Saul Bellow, Il dono di Humboldt, Mondadori

Saul Bellow, Il dono di Humboldt
Mondatori, pp. 601, euro 10
Traduzione Pier Francesco Paolini

Charlie Citrine è uno scrittore che gode apparentemente di buona sorte. Cresciuto sotto l’ala protettiva di Von Humboldt Fleisher, poeta americano noto e affermato, sfonda con una commedia che raccoglie successi nei teatri di mezzo mondo. Dopo due mogli sta vivendo una seconda giovinezza con la bella e formosa Renata, giovane ed esuberante donna affascinata dall’intellettuale. Ma nere nubi si stagliano all’orizzonte. L’ispirazione scarseggia un po’ e quindi il reddito ne risente; a ciò si aggiunga che la seconda moglie, per mantenere le figlie, sta cercando di ridurlo sul lastrico accampando diritti sui suoi proventi letterari. Per giungere a comprendere fino in fondo l’effettiva situazione del povero Charlie dobbiamo però percorrere tutto il suo percorso formativo all’ombra di Humboldt. Ed è un percorso affascinante e seducente, quello che percorriamo nelle oltre cinquecento pagine dedicate a questo; è il percorso di un intellettuale che si deve confrontare con la stessa possibilità di essere onesto in quello che il mercato ha ridotto essere la cultura.

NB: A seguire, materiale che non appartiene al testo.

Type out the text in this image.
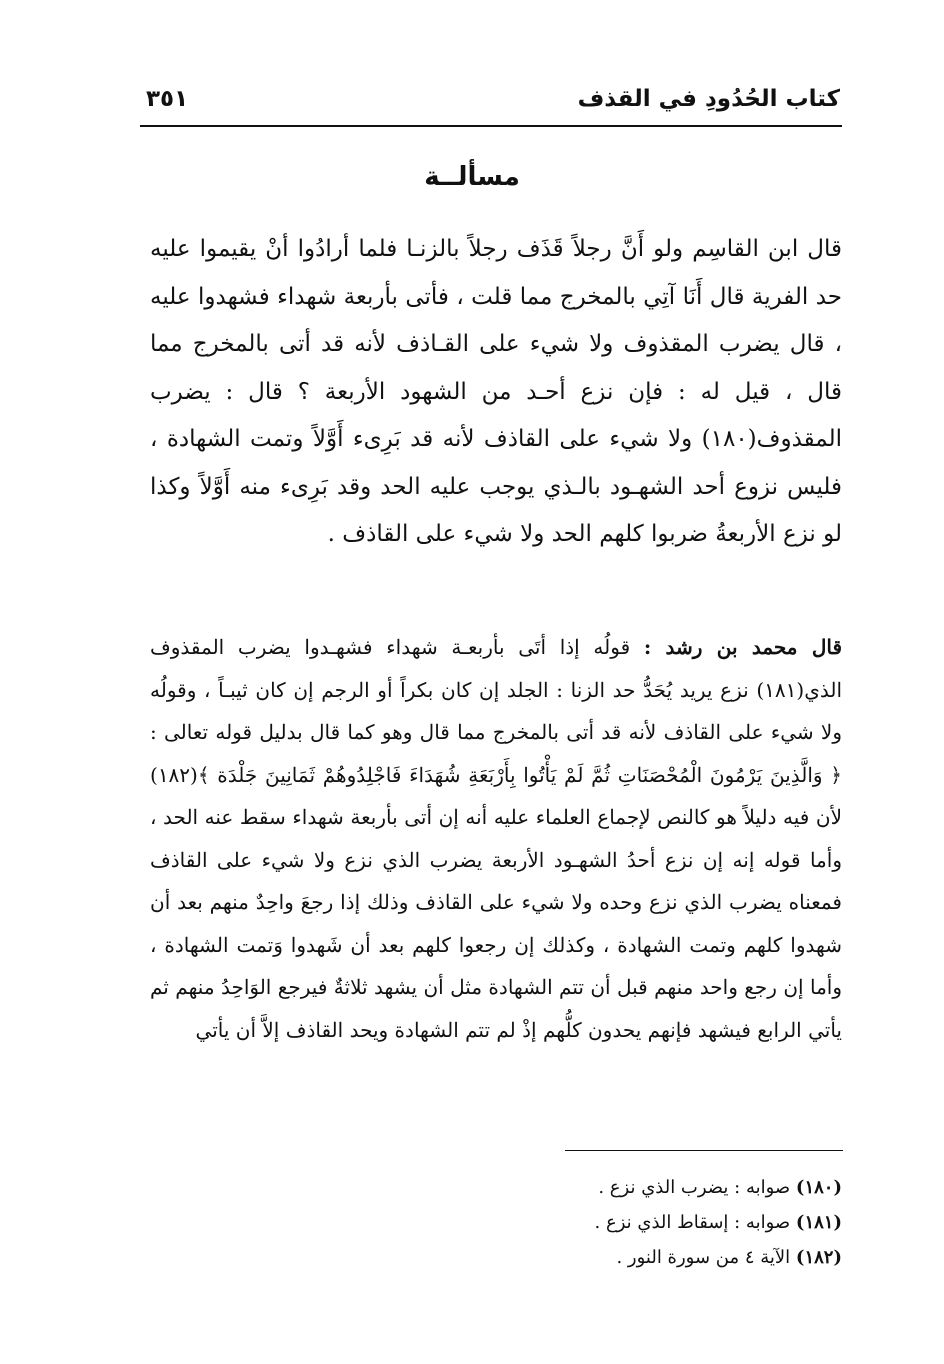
كتاب الحُدُودِ في القذف
٣٥١
مسألــة
قال ابن القاسِم ولو أَنَّ رجلاً قَذَف رجلاً بالزنـا فلما أرادُوا أنْ يقيموا عليه حد الفرية قال أَنَا آتِي بالمخرج مما قلت ، فأتى بأربعة شهداء فشهدوا عليه ، قال يضرب المقذوف ولا شيء على القـاذف لأنه قد أتى بالمخرج مما قال ، قيل له : فإن نزع أحـد من الشهود الأربعة ؟ قال : يضرب المقذوف(١٨٠) ولا شيء على القاذف لأنه قد بَرِىء أَوَّلاً وتمت الشهادة ، فليس نزوع أحد الشهـود بالـذي يوجب عليه الحد وقد بَرِىء منه أَوَّلاً وكذا لو نزع الأربعةُ ضربوا كلهم الحد ولا شيء على القاذف .
قال محمد بن رشد : قولُه إذا أتَى بأربعـة شهداء فشهـدوا يضرب المقذوف الذي(١٨١) نزع يريد يُحَدُّ حد الزنا : الجلد إن كان بكراً أو الرجم إن كان ثيبـاً ، وقولُه ولا شيء على القاذف لأنه قد أتى بالمخرج مما قال وهو كما قال بدليل قوله تعالى : ﴿ وَالَّذِينَ يَرْمُونَ الْمُحْصَنَاتِ ثُمَّ لَمْ يَأْتُوا بِأَرْبَعَةِ شُهَدَاءَ فَاجْلِدُوهُمْ ثَمَانِينَ جَلْدَة ﴾(١٨٢) لأن فيه دليلاً هو كالنص لإجماع العلماء عليه أنه إن أتى بأربعة شهداء سقط عنه الحد ، وأما قوله إنه إن نزع أحدُ الشهـود الأربعة يضرب الذي نزع ولا شيء على القاذف فمعناه يضرب الذي نزع وحده ولا شيء على القاذف وذلك إذا رجعَ واحِدٌ منهم بعد أن شهدوا كلهم وتمت الشهادة ، وكذلك إن رجعوا كلهم بعد أن شَهدوا وَتمت الشهادة ، وأما إن رجع واحد منهم قبل أن تتم الشهادة مثل أن يشهد ثلاثةٌ فيرجع الوَاحِدُ منهم ثم يأتي الرابع فيشهد فإنهم يحدون كلُّهم إذْ لم تتم الشهادة ويحد القاذف إلاَّ أن يأتي
(١٨٠) صوابه : يضرب الذي نزع .
(١٨١) صوابه : إسقاط الذي نزع .
(١٨٢) الآية ٤ من سورة النور .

Citrine è però un vero intellettuale che aggirando gli ostacoli di Scilla e Cariddi, bellezza e denaro, giunge ad una maggiore consapevolezza di sé attraverso quello che è l’inatteso dono di Humboldt.
Questo è solo un breve accenno al romanzo – a mio pare la sua opera migliore – che valse a Bellow il premio Pulitzer del 1974, cui seguì l’anno dopo il Nobel. E’ un romanzo soprattutto interiore e quindi difficilmente riassumibile; ma non è un romanzo interiore nel deteriore senso che questa parola ha assunto oggi, non è cioè un romanzo in cui il protagonista se ne sta immobile a guardarsi l’ombelico. I fatti esteriori sono essenziali e giustificano lo svolgimento della vicenda. Sia Scilla sia Cariddi Citrine le supera perché costretto: Renata lo molla e i soldi finiscono. Eppure, quando, grazie al dono inatteso il tutto potrebbe essere recuperato, Citrine riesce a mantenersi ad un livello di dignità superiore.
La storia è evidentemente moraleggiante, ma non in maniera manichea, ché il protagonista riesce alla fine a riconoscere il fatto che la vita è tutta intessuta di grigio e che lo scopo dell’uomo è proprio, per quanto possibile, cercare di evitare questo grigio, senza nessuna certezza del risultato. E’ sia un romanzo della maturità, perché mostra la fondamentale vanità del tutto, sia un romanzo di formazione, perché mostra che se non ci si scagliasse, da giovani, contro questa vanità tutto resterebbe per sempre grigio.
E nessun dono potrebbe mai illuminarci.